Être ou ne pas être une pizza, là est la question |
L’affaire alla donc devant les tribunaux. Pour le maître Marco Vitale,
qui assura la défense de la Trattoria Tevere et qui représente régulièrement
des restaurateurs, c’était la première fois qu’il devait argumenter sur la
définition légale d’un met. Il appela donc à la barre des témoins les experts
en définition : les dictionnaires. Une pizza a une pâte pétrie, arrondie,
travaillée avec une technique propre, alors qu’un focaccia est généralement un
pain constitué d’une base d’huile d’olive. Malgré cela, le 9 mars 2015, l’honorable
juge Pierre Labelle indiqua que :
« Dans la mesure où la focaccia constitue une base de pain recevant des garnitures, elle possède les attributs d’une pizza, a ajouté le juge. Trattoria Tevere vend des pizzas [...] sous d’autres vocables. »
Il est effectivement difficile d’argumenter contre le fait qu’une « foccacia-pizza » a les attributs d’une pizza, mais ce n’est pas ce qui est souligné dans le jugement ci-haut : Base de pain avec garniture = pizza. Quel précédent un tel jugement peut-il constituer? Est-ce qu’aux yeux de la loi, une lahmadjoune est une pizza? Et une tourte? Un sous-marin? Ma tranche de beurre de pinottes?

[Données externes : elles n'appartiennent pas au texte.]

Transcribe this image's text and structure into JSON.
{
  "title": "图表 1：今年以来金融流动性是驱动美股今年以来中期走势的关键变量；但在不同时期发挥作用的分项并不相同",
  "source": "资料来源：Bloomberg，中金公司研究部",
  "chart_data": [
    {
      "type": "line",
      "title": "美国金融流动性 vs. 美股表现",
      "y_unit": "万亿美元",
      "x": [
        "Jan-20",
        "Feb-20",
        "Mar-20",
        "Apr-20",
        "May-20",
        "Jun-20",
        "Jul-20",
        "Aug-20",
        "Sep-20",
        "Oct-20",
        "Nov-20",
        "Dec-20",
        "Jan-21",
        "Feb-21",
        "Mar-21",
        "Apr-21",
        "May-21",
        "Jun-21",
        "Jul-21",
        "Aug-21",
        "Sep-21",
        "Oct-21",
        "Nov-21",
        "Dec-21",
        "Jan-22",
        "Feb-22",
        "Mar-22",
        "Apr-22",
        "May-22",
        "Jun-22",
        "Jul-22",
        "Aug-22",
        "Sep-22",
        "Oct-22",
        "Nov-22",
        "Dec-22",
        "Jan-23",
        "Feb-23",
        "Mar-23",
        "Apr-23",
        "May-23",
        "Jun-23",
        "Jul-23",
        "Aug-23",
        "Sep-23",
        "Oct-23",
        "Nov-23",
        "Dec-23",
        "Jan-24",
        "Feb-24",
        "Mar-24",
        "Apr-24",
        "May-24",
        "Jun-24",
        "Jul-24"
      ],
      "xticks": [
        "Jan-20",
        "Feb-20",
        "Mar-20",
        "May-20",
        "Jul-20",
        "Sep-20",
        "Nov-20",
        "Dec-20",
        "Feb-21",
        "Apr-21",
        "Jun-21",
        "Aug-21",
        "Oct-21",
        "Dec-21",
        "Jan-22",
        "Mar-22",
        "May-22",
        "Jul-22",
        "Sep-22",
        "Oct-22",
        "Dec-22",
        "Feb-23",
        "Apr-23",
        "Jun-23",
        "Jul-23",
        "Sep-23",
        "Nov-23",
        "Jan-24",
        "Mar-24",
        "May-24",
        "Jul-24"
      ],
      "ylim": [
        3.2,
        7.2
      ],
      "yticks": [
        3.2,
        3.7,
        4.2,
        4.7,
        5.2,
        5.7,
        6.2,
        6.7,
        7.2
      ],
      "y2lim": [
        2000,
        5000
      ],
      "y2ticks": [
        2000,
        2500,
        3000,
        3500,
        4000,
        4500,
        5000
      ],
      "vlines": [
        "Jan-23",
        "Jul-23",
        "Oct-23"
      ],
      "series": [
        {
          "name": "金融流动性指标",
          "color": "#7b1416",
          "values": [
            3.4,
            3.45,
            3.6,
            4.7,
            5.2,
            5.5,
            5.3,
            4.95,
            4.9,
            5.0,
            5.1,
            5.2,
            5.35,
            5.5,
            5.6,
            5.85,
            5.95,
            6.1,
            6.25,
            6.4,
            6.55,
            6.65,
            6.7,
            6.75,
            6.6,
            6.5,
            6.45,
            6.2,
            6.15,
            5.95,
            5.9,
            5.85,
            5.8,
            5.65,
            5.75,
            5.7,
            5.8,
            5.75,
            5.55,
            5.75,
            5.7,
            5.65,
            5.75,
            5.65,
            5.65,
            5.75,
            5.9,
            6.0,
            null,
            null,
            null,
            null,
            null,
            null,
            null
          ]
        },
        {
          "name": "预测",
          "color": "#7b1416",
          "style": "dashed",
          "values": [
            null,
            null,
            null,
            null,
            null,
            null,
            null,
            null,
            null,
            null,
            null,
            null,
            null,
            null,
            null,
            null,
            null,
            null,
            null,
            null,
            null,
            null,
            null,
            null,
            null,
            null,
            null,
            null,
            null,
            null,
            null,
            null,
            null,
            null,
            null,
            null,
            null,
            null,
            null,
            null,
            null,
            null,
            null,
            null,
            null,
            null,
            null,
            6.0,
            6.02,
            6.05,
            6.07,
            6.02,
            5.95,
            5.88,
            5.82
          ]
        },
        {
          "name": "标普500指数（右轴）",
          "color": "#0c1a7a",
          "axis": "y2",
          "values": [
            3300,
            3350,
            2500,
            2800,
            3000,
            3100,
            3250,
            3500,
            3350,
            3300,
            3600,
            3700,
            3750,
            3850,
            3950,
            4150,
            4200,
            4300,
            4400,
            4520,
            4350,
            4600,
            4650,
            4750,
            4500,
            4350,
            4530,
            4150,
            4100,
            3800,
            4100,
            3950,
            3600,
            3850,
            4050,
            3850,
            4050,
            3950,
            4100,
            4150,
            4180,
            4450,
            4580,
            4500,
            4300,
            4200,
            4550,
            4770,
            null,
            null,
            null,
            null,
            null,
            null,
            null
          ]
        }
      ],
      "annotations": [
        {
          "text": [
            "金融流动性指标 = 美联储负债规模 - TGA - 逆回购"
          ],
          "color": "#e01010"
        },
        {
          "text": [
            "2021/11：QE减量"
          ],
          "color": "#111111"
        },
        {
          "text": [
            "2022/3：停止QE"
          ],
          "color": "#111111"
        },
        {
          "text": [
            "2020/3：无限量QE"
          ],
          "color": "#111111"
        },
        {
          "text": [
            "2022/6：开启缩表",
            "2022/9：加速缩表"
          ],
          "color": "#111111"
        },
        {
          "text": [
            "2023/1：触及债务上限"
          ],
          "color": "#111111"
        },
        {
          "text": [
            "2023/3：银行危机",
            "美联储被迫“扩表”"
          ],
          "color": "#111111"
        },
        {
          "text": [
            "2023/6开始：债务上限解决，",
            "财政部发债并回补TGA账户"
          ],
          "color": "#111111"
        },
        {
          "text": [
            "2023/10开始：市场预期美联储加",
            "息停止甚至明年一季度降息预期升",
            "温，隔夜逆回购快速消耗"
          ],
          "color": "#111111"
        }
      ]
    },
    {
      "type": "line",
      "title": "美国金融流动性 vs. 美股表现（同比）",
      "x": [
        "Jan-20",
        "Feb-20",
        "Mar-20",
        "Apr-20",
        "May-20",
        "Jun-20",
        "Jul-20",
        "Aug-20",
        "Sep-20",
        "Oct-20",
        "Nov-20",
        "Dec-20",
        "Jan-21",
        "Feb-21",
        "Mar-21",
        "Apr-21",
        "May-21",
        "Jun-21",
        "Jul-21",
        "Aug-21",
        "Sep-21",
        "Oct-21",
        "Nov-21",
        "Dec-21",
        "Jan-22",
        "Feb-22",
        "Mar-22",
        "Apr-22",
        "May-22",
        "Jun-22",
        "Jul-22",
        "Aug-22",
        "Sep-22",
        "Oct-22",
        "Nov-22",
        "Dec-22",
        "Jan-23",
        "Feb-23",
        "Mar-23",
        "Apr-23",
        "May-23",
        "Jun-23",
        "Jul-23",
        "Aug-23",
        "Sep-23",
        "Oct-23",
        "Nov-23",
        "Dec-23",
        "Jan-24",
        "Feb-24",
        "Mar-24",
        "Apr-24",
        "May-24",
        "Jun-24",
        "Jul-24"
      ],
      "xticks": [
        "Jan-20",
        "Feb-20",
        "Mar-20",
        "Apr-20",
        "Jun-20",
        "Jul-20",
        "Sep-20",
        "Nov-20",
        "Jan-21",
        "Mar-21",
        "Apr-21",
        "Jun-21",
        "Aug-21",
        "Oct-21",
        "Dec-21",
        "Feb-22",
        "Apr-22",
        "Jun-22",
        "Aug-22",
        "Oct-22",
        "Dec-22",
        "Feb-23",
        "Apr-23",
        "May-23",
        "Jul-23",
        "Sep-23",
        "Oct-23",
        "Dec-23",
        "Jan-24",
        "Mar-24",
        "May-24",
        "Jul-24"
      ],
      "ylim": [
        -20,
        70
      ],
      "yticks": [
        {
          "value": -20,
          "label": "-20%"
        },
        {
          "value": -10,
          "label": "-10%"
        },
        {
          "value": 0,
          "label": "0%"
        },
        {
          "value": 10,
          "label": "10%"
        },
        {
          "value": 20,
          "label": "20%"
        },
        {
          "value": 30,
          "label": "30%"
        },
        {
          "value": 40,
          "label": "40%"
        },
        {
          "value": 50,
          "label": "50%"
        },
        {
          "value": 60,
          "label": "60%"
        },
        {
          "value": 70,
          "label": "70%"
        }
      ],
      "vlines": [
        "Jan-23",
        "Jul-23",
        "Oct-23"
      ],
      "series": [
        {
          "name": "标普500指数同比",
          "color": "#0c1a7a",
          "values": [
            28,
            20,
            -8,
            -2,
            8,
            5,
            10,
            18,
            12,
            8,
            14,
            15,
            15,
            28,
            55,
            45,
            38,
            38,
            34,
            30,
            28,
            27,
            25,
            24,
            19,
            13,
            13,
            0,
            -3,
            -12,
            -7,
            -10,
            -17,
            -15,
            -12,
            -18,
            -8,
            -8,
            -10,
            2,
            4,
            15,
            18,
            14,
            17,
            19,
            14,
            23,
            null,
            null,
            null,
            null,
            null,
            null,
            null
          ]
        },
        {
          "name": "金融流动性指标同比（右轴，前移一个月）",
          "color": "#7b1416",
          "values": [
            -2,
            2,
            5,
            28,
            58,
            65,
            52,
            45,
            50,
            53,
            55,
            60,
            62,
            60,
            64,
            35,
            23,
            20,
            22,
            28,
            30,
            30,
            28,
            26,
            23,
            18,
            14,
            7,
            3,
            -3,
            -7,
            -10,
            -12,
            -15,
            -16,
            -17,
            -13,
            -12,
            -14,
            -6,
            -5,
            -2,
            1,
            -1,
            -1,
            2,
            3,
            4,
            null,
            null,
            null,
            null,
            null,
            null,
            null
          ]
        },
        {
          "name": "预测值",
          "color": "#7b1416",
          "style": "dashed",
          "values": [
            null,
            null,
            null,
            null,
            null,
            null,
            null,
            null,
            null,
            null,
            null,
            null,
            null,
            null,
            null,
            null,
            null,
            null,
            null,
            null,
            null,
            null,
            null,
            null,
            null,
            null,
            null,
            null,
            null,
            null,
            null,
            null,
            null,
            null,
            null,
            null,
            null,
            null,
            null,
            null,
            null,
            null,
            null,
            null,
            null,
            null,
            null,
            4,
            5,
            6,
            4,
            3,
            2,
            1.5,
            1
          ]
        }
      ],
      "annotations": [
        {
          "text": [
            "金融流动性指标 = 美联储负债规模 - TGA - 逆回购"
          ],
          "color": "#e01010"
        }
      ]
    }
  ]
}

La pizza a une si grande place dans l’alimentation américaine qu’elle est considérée comme un légume. En fait, il s’agit plutôt de la
sauce tomate qui entre dans la catégorie des légumes : un huitième de
tasse équivaut à une demie tasse de légumes frais. Les deux cuillères à soupes
présentes dans la sauce à pizza en font donc une portion de légumes.
Qu’elle que soit sa définition aux yeux des juristes, la décision du
tribunal a laissé un goût amer à Monsieur Abdallah. Bien qu’il puisse continuer
à vendre des focaccias tant qu’elles ne contiennent pas de fromage ni de sauce
tomate (donc moins nutritives pour les touristes américains), son chiffre d’affaire
a baissé de 45 à 50% environ. Après des dépenses de 250 000$ afin de tout
changer son affichage et une récente hausse de loyer de 3000$, il n’a plus les
moyens de payer pour les frais légaux qui lui permettraient de défendre sa
cause davantage. La prochaine fois que vous passez par-là, achetez-lui donc une
focaccia, ça va aider à la digestion.